イギリス思想史を研究する大学教員の読書ノートです。もともとは自分自身のための備忘録として設置したものですが、「隠れ名著、忘れられた名著に関する情報を学生の皆さんに発信したい」というささやかな期待もこめられています。

浅野ヨシオ『たった1通で人を動かすメールの仕掛け』

8期生S村君がゼミのテキストとして選んできたもの。まず表紙と帯に書かれている惹句の派手さに圧倒される。さすがBIG tomorrow青春出版社だ。

「ビジネス、人脈づくり、婚活・・・これで落ちない人はいない!」

「それ反則! ・・・だけど、うまい!!」

「マネするだけで、面白いように心をつかめる禁断のコミュニケーション・テクニック」

「延べ1万人を動かした! ソウル(魂)メールの仕掛け人 浅野ヨシオ」

そして、本書は売れに、売れている。2009年9月5日に第1刷が出されたが、1か月後の10月5日にはすでに5刷を数えている。amazon.co.jpだけでも、数十本ものレヴューが寄せられ、最高(星5つ)から最低(星1つ)まで毀誉褒貶が渦巻いている。

低い評価のレヴューには、「見掛け倒しで、がっかり」「題名にだまされた」「婚活ではこれは使えない」とかなり厳しい言葉が並んでいるが、それは派手な惹句を真に受けて、「メールで人を面白いように動かせる」と思ってしまったからではないか。

そんなことがほとんど不可能なのは、考えるまでもなく当たり前だろう。岩●書店のような学術出版社ではないのだから、多少の誇大広告は許してあげたい。誇大広告に対してそういう反発が起こりうることは、出版社のほうも最初からおりこみずみのはずだ。

このように派手な化粧がほどこされた本であるが、化粧を落とした素顔はたいへん美しい。本書の根底にあるのは相手に喜んでもらいたいというおもてなしの気持ち(および相手を喜ばせる日本語の表現能力の学習)の大切さである。顔が見えないメールでのコミュニケーションであればこそ、そのおもてなしの気持ちをきちんと明確に表現することがいっそう重要になるのだ。当たり前に聞こえるけれども、誰もがなかなか実行できていないことを、少々トリッキーな手法で訴えた本なのだ。内容的には、山田ズーニー『伝わる・揺さぶる!文章を書く』*1の兄弟本と言ってもよいだろう。

実際、本書の「エピローグ」にこんな記述がある。

本書でご紹介した禁断のメールテクニック、ご堪能いただけましたでしょうか。
じつは、出版前にある人にこの原稿を読んでもらったとき、その人から面白い感想をもらいました。
「これはメール本のようで、メール本じゃないよね!」と。
「えっ、それはどういうことですか?」と聞いたら、
「ここに書かれているのは、メールに限らず、人と人とのコミュニケーションというか、人間関係がうまくいくためのエッセンスでもあるんだよね」
もちろん、そんな大きなテーマを意識して書いたつもりはまったくないのですが、僕はそれを言われハッとしました。(p.217)

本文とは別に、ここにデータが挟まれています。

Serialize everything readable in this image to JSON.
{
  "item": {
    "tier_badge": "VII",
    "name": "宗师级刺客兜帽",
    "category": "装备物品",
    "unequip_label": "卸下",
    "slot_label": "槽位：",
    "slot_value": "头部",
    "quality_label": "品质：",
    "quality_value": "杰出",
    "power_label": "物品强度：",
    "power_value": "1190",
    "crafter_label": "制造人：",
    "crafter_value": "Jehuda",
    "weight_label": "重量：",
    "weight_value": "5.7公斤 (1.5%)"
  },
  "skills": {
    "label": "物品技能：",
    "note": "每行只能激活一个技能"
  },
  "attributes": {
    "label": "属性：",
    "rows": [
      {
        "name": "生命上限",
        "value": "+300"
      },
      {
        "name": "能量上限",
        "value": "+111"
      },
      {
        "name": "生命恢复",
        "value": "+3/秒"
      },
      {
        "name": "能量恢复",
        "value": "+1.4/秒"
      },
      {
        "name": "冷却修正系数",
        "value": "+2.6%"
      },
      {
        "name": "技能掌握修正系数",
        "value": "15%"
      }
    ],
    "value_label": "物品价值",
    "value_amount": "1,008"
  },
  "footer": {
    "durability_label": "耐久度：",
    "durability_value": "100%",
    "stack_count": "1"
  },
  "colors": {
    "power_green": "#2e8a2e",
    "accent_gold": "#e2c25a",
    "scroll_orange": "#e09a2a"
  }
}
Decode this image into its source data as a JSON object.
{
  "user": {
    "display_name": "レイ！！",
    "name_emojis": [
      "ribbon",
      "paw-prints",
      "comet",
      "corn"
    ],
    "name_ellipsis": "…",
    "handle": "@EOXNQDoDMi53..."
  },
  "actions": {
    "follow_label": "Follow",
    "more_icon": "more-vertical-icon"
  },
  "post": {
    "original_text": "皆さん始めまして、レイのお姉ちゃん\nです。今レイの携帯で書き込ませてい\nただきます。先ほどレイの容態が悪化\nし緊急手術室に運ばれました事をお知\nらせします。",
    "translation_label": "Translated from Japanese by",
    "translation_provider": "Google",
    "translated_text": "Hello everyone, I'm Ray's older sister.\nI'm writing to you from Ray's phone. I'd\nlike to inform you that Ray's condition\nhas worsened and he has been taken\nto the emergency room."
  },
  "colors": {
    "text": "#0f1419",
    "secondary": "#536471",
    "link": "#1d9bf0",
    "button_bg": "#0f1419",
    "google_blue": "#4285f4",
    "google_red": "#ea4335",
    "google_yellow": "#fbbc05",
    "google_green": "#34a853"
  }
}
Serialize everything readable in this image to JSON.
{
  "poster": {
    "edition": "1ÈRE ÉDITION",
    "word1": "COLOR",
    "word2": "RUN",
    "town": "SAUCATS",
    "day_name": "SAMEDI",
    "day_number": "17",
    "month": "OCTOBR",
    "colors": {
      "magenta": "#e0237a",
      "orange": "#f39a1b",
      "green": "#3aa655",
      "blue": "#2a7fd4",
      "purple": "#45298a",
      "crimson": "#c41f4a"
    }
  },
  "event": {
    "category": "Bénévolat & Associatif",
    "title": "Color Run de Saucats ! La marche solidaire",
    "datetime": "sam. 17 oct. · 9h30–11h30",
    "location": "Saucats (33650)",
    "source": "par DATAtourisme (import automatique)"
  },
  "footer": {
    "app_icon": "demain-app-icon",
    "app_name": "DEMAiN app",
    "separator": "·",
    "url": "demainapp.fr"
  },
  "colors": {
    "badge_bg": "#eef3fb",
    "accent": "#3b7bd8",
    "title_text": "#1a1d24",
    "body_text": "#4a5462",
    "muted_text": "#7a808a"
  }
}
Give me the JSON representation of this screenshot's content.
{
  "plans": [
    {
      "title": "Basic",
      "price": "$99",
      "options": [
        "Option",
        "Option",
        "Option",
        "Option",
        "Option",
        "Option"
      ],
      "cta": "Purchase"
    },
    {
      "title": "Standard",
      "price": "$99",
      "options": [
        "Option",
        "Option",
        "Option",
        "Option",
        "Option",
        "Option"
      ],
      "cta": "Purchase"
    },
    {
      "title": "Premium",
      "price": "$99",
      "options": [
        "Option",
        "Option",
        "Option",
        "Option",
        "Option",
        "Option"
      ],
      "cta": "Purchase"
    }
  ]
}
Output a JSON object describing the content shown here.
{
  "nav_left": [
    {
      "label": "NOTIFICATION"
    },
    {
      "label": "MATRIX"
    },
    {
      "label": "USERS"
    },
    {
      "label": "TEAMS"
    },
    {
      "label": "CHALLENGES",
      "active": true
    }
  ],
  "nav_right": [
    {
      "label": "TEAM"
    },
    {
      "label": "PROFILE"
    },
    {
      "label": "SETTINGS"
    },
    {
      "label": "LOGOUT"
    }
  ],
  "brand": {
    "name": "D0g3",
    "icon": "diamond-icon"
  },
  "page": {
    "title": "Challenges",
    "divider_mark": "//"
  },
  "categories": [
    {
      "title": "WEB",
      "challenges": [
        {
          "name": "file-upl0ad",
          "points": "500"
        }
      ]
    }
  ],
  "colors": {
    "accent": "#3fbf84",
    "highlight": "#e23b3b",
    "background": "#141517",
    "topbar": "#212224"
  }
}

ちなみに、その少し前にはこんな記述がある。誰にとっても思い当たる節があるだろう。

大事なのは「自分が何を見せたいか」ではなく、「相手が何を見たがっているか」です。
あなたのお子さんだけが写っている画像などはやめておきましょう。
それは相手が見たいのではなく、あなたが見てもらいたいだけだからです。
それでよろこぶのは孫の顔を見たいあなたの両親くらいのものです。(p.215)

当たり前のこと、わかっていることなのだろうけれど、実行に移すことの何とも難しいことよ・・・。